We live in a world of hyper-progress. I exist in a country that has turned the idea of “planned obsolescence” into an art form. As a glaring example, it was only 26 months ago that Apple’s first version of the iPad went on sale in the United States. Chances are, if you still own an inaugural version of this device, there are many things that it can’t do in today’s data infrastructure, leaving you frustrated. With each passing day, things that surrounded me have disappeared completely, never to return. Some things I miss, but I chalk up not seeing them as the price of progress. I also accept it as an inevitable cloud that grows ever larger over the aging process.
The human being, as it relates to the idea of obsolescence, is another matter entirely. In a famous episode of The Twilight Zone, Rod Serling provided a coda that said “any state, any entity, any ideology that fails to recognize the worth, the dignity, the rights of man, that state is obsolete”. Coming as it did in the days of the Cold War, this could be translated as an attempt by one political side to point out the anachronistic approach of their main political antagonist, in this case the Soviet Union. Yet the aging of any organism, at some point, will reach such a point that normal function and evolution, for all intents and purposes, stops.
In human beings, life itself is not the only thing that slams on the brakes. Every one of us who is employed hopefully goes forth with the realization that the skills and tools that we have used as part of our working lives will someday become obsolete. Because I am surrounded by the world of medicine, I think about the evolution of procedures and diagnostic tools, as well as treatment methods. Technology and intensive study have broadened the horizons of medicine at a faster rate than ever before. Consider for a moment that the 1926 Nobel Prize for Medicine went to Johannes Fibiger, who believed that parasitic worms were a direct cause of cancer. It took only a few years to determine that his theory was incorrect, and looking back on it 86 years later, knowing what we now know about cancer, the thesis seems particularly outdated.

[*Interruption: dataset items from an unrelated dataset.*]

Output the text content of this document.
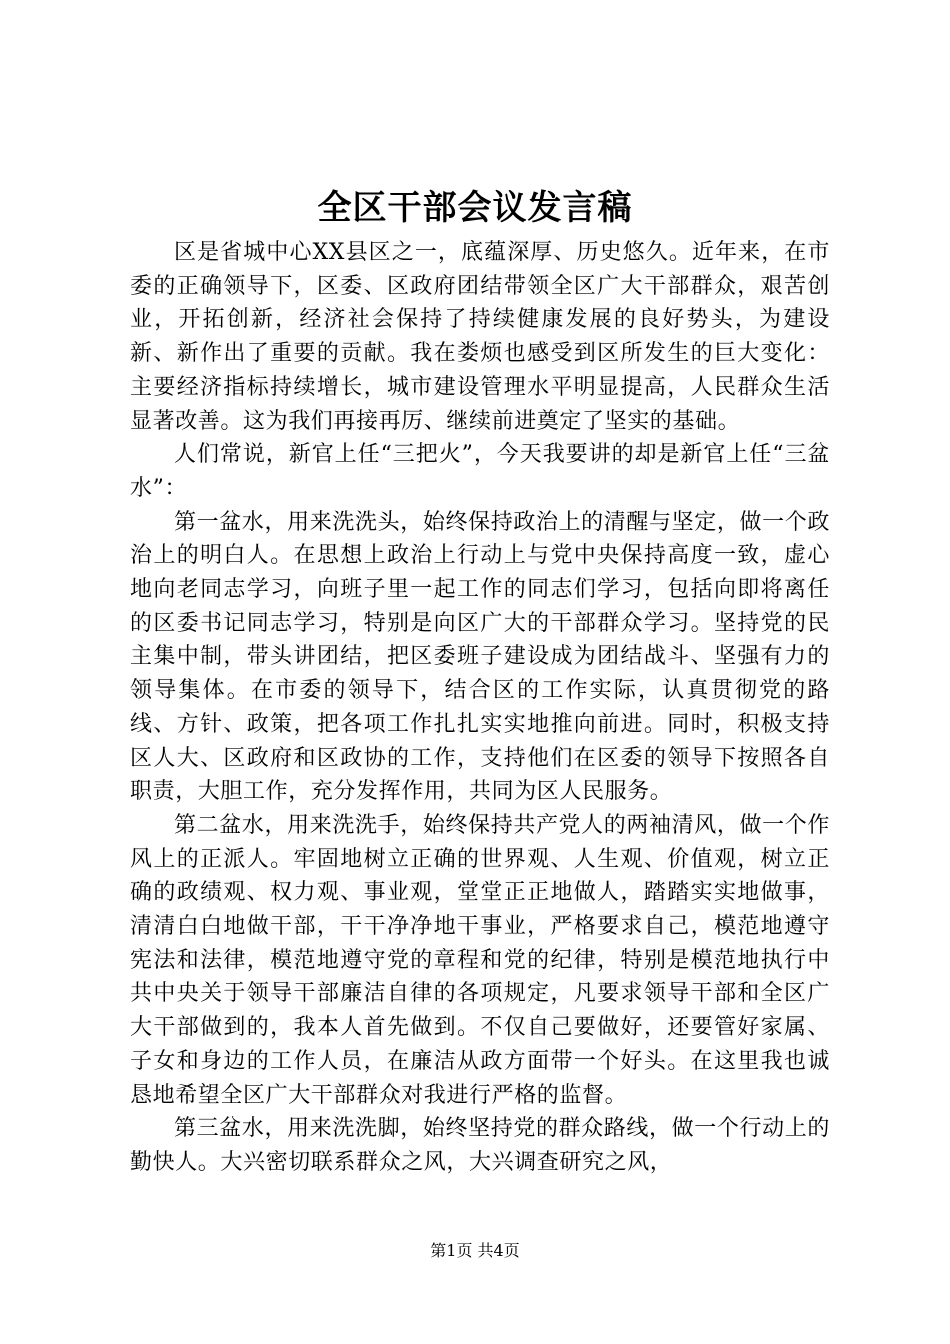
全区干部会议发言稿

区是省城中心XX县区之一，底蕴深厚、历史悠久。近年来，在市委的正确领导下，区委、区政府团结带领全区广大干部群众，艰苦创业，开拓创新，经济社会保持了持续健康发展的良好势头，为建设新、新作出了重要的贡献。我在娄烦也感受到区所发生的巨大变化：主要经济指标持续增长，城市建设管理水平明显提高，人民群众生活显著改善。这为我们再接再厉、继续前进奠定了坚实的基础。

人们常说，新官上任“三把火”，今天我要讲的却是新官上任“三盆水”：

第一盆水，用来洗洗头，始终保持政治上的清醒与坚定，做一个政治上的明白人。在思想上政治上行动上与党中央保持高度一致，虚心地向老同志学习，向班子里一起工作的同志们学习，包括向即将离任的区委书记同志学习，特别是向区广大的干部群众学习。坚持党的民主集中制，带头讲团结，把区委班子建设成为团结战斗、坚强有力的领导集体。在市委的领导下，结合区的工作实际，认真贯彻党的路线、方针、政策，把各项工作扎扎实实地推向前进。同时，积极支持区人大、区政府和区政协的工作，支持他们在区委的领导下按照各自职责，大胆工作，充分发挥作用，共同为区人民服务。

第二盆水，用来洗洗手，始终保持共产党人的两袖清风，做一个作风上的正派人。牢固地树立正确的世界观、人生观、价值观，树立正确的政绩观、权力观、事业观，堂堂正正地做人，踏踏实实地做事，清清白白地做干部，干干净净地干事业，严格要求自己，模范地遵守宪法和法律，模范地遵守党的章程和党的纪律，特别是模范地执行中共中央关于领导干部廉洁自律的各项规定，凡要求领导干部和全区广大干部做到的，我本人首先做到。不仅自己要做好，还要管好家属、子女和身边的工作人员，在廉洁从政方面带一个好头。在这里我也诚恳地希望全区广大干部群众对我进行严格的监督。

第三盆水，用来洗洗脚，始终坚持党的群众路线，做一个行动上的勤快人。大兴密切联系群众之风，大兴调查研究之风，

第1页 共4页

Harboring all of these thoughts in my mind on a daily basis (along with sports statistics, band lineups from the 1960’s and other random bar trivia facts), it was with particular interest that I read a piece of proposed legislation from the House of Representatives. Last Friday, the Physician Reentry Demonstration Program Act was introduced by suburban Baltimore congressman John Sarbanes. If enacted, the law would establish a demonstration project for retired physicians to re-enter the working world as primary care providers. Specifically, the law would issue grants to encourage the creation of programs that assist physicians in transitioning back into clinical practice. Databases would then be created for the programs. In addition, assistance would be offered to granted entities for assessment and credentialing of physicians reentering the patient care world. The bill focuses on physicians who have been out of their area of specialty for two years or more.

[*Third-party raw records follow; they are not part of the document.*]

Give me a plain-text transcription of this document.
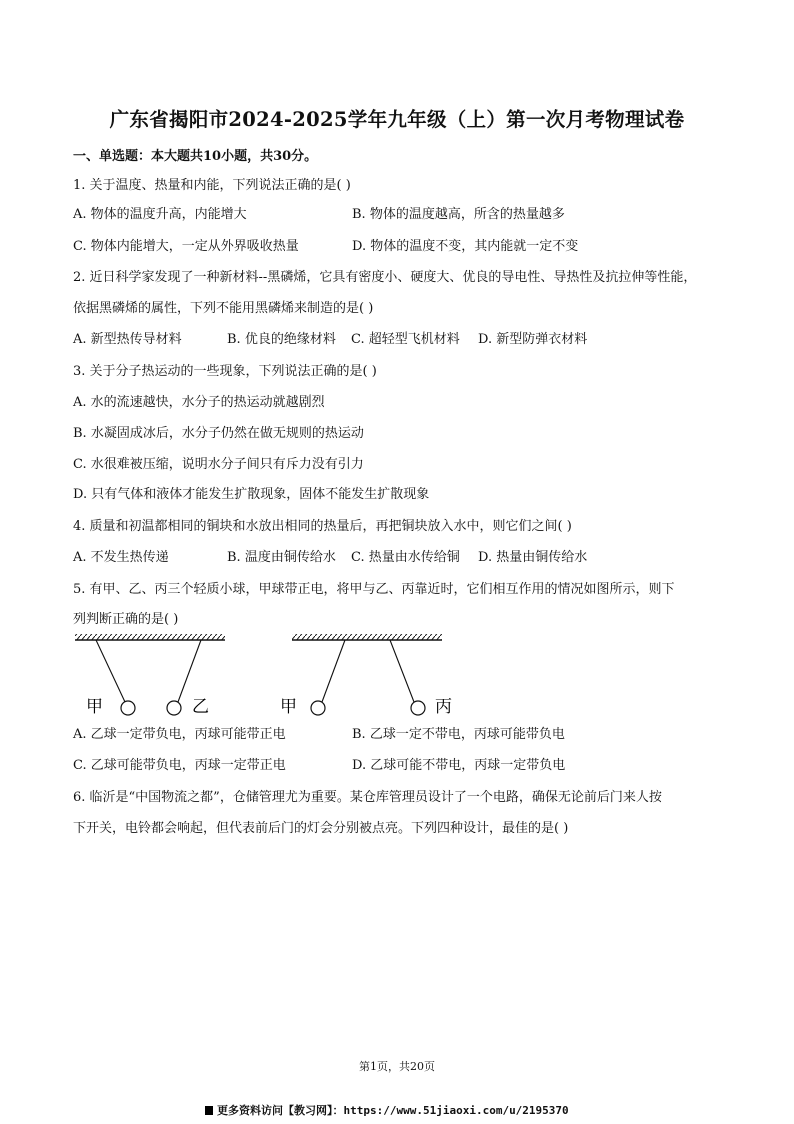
广东省揭阳市2024-2025学年九年级（上）第一次月考物理试卷
一、单选题：本大题共10小题，共30分。
1. 关于温度、热量和内能，下列说法正确的是( )
A. 物体的温度升高，内能增大	B. 物体的温度越高，所含的热量越多
C. 物体内能增大，一定从外界吸收热量	D. 物体的温度不变，其内能就一定不变
2. 近日科学家发现了一种新材料--黑磷烯，它具有密度小、硬度大、优良的导电性、导热性及抗拉伸等性能，
依据黑磷烯的属性，下列不能用黑磷烯来制造的是( )
A. 新型热传导材料	B. 优良的绝缘材料 C. 超轻型飞机材料 D. 新型防弹衣材料
3. 关于分子热运动的一些现象，下列说法正确的是( )
A. 水的流速越快，水分子的热运动就越剧烈
B. 水凝固成冰后，水分子仍然在做无规则的热运动
C. 水很难被压缩，说明水分子间只有斥力没有引力
D. 只有气体和液体才能发生扩散现象，固体不能发生扩散现象
4. 质量和初温都相同的铜块和水放出相同的热量后，再把铜块放入水中，则它们之间( )
A. 不发生热传递	B. 温度由铜传给水 C. 热量由水传给铜 D. 热量由铜传给水
5. 有甲、乙、丙三个轻质小球，甲球带正电，将甲与乙、丙靠近时，它们相互作用的情况如图所示，则下
列判断正确的是( )
甲	乙	甲	丙
A. 乙球一定带负电，丙球可能带正电	B. 乙球一定不带电，丙球可能带负电
C. 乙球可能带负电，丙球一定带正电	D. 乙球可能不带电，丙球一定带负电
6. 临沂是“中国物流之都”，仓储管理尤为重要。某仓库管理员设计了一个电路，确保无论前后门来人按
下开关，电铃都会响起，但代表前后门的灯会分别被点亮。下列四种设计，最佳的是( )
第1页，共20页
更多资料访问【教习网】：https://www.51jiaoxi.com/u/2195370
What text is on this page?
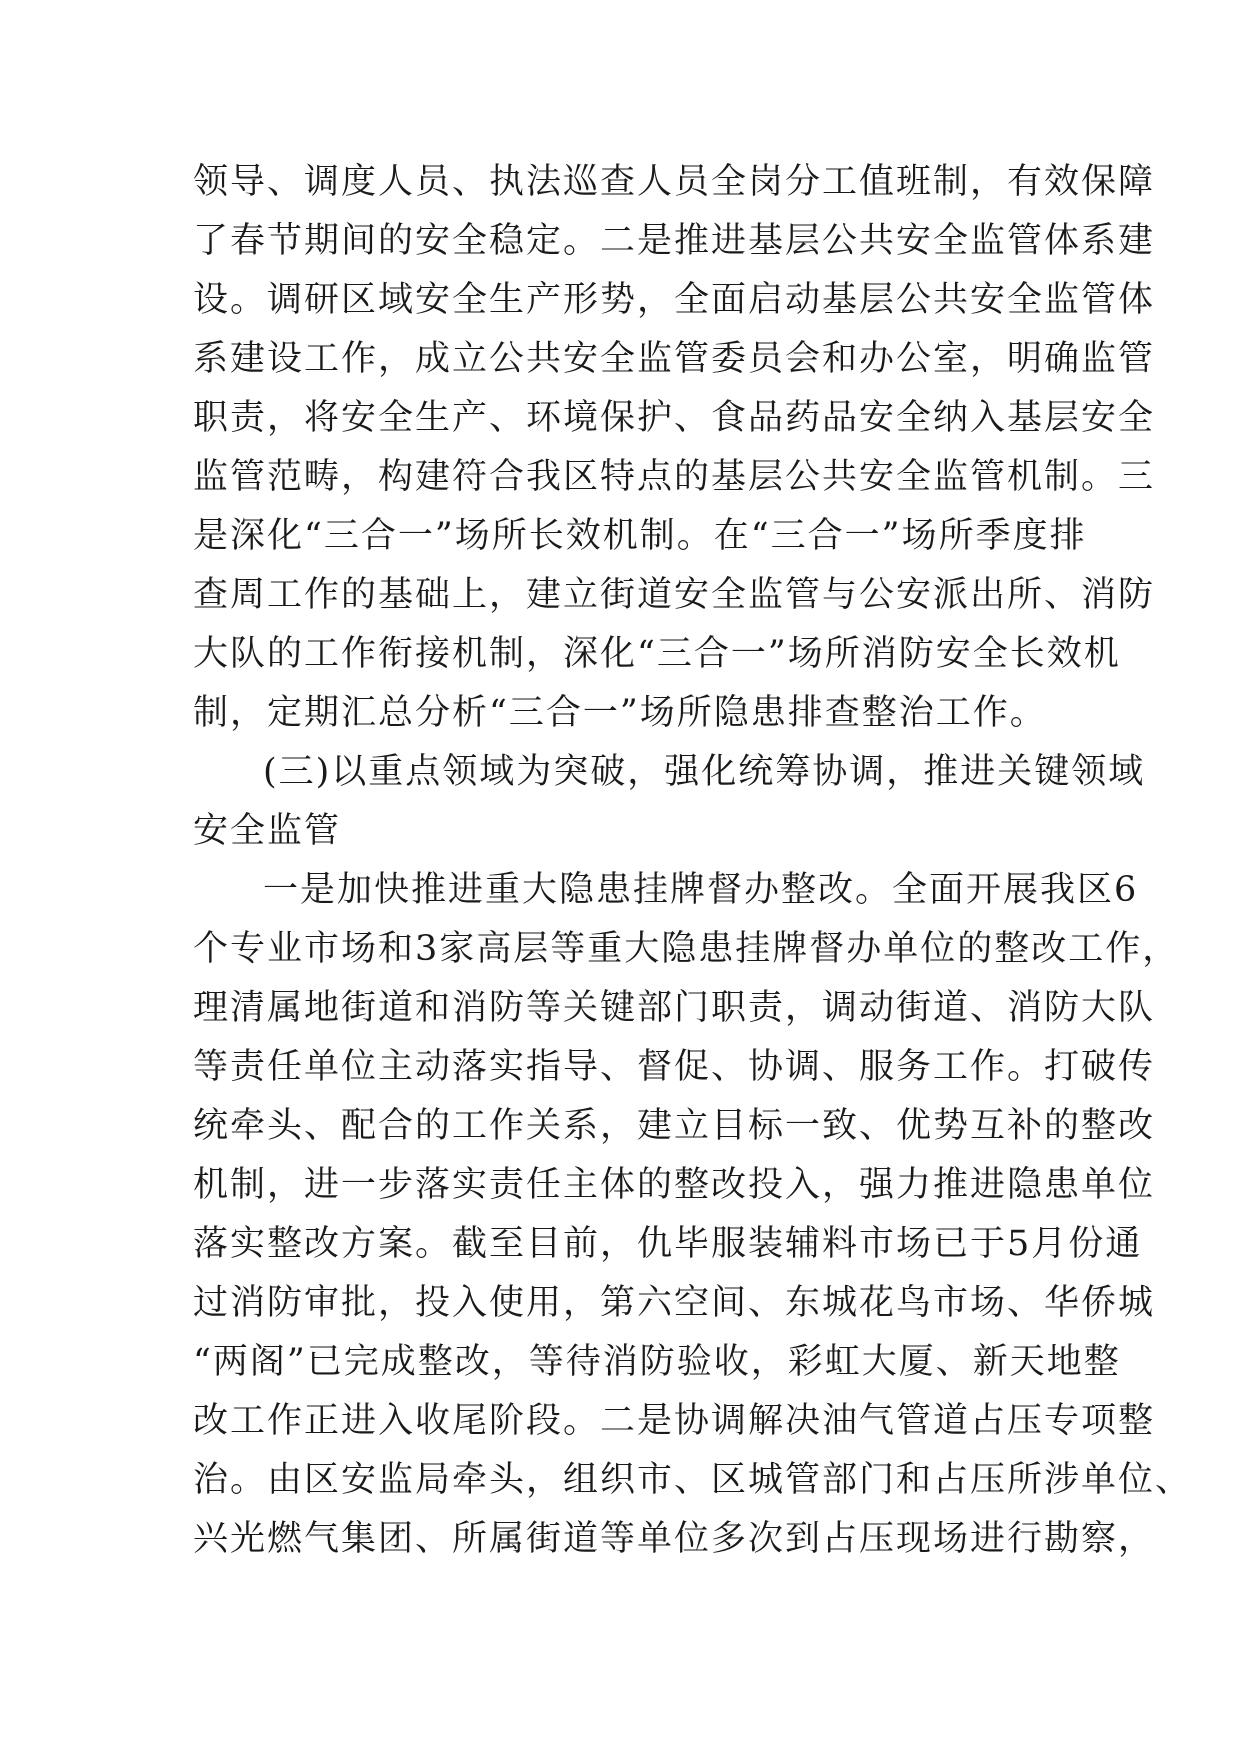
领导、调度人员、执法巡查人员全岗分工值班制，有效保障
了春节期间的安全稳定。二是推进基层公共安全监管体系建
设。调研区域安全生产形势，全面启动基层公共安全监管体
系建设工作，成立公共安全监管委员会和办公室，明确监管
职责，将安全生产、环境保护、食品药品安全纳入基层安全
监管范畴，构建符合我区特点的基层公共安全监管机制。三
是深化“三合一”场所长效机制。在“三合一”场所季度排
查周工作的基础上，建立街道安全监管与公安派出所、消防
大队的工作衔接机制，深化“三合一”场所消防安全长效机
制，定期汇总分析“三合一”场所隐患排查整治工作。
(三)以重点领域为突破，强化统筹协调，推进关键领域
安全监管
一是加快推进重大隐患挂牌督办整改。全面开展我区6
个专业市场和3家高层等重大隐患挂牌督办单位的整改工作，
理清属地街道和消防等关键部门职责，调动街道、消防大队
等责任单位主动落实指导、督促、协调、服务工作。打破传
统牵头、配合的工作关系，建立目标一致、优势互补的整改
机制，进一步落实责任主体的整改投入，强力推进隐患单位
落实整改方案。截至目前，仇毕服装辅料市场已于5月份通
过消防审批，投入使用，第六空间、东城花鸟市场、华侨城
“两阁”已完成整改，等待消防验收，彩虹大厦、新天地整
改工作正进入收尾阶段。二是协调解决油气管道占压专项整
治。由区安监局牵头，组织市、区城管部门和占压所涉单位、
兴光燃气集团、所属街道等单位多次到占压现场进行勘察，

Because the country is facing a critical shortage of primary care physicians, particularly as the Baby Boom population ages, Sarbanes’ legislation can be viewed as an honest attempt to address the problem, but knowing what I know about the world of physicians, I have a couple of questions. First, after one full year of inactivity, any Medicare provider is automatically terminated from the program. If that provider wants to resume billing the Medicare program, he or she must begin the credentialing process again, with new numerical identifiers being issued to that provider. Anyone who has dealt with the wonder and the majesty of the latest version of the Medicare credentialing process can tell you that it is anything but succinct. Additionally, with identity theft being at the root of many Medicare fraud cases, what controls would need to be put in place to ensure that the retired physician coming back into the clinic isn’t actually an elaborate front for criminal activity?

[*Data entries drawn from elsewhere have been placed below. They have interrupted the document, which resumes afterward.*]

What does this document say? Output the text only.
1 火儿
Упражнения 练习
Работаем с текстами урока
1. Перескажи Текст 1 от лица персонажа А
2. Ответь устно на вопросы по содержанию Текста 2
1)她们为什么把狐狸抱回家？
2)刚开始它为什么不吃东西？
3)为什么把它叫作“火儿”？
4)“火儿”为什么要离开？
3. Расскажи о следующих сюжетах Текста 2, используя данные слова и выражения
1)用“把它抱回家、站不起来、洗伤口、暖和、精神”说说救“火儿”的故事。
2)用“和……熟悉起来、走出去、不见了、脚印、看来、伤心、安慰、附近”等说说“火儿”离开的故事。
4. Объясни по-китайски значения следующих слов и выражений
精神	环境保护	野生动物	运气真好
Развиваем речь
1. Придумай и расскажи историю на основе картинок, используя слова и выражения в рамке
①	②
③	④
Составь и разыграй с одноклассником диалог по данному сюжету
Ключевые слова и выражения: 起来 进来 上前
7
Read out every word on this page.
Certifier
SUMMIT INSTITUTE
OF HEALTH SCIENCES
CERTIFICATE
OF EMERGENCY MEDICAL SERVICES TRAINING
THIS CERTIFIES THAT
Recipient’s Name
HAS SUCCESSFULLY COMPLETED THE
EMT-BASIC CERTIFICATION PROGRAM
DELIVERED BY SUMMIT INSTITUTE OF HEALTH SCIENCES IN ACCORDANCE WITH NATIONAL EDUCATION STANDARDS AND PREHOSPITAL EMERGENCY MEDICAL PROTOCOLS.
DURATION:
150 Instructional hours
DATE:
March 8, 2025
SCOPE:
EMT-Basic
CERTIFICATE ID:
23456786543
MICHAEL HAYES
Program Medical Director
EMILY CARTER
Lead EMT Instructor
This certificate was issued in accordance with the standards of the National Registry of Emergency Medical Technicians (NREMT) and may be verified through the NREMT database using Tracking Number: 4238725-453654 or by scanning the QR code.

Second, in a world of hyper-progress, when merged with the inevitable truths related to the passage of time and its unavoidable effects on an organism, how quickly can a reentering physician be trained and brought back up to speed with present-day clinical protocols? Suppose for a moment that a paradigm shift occurs for primary clinical practice in the interim time between retirement and rehiring. This isn’t as difficult to imagine as you may think. Prescription drugs appear and disappear with increasing rapidity and genetic testing holds the promise of fundamentally changing existing treatments for long-established conditions. The suddenly-reintroduced clinical physician may find himself or herself at a critical disadvantage at a time in his or her life that is not particularly conducive to change. Suddenly, liniments, leeches and carbolic smoke balls aren’t going to cut it.
Sarbanes’ bill is very much a first draft, and his party affiliation, as it applies to the current political makeup of the House of Representatives, promises a rocky road for the proposed legislation. Yet even in the absence of CAS (Congressional arteriosclerosis; I just thought that up; evolution!), the realities behind Sarbanes’ modest proposal may sentence it to an eternity in the starting gate. Chalk another one up to progress.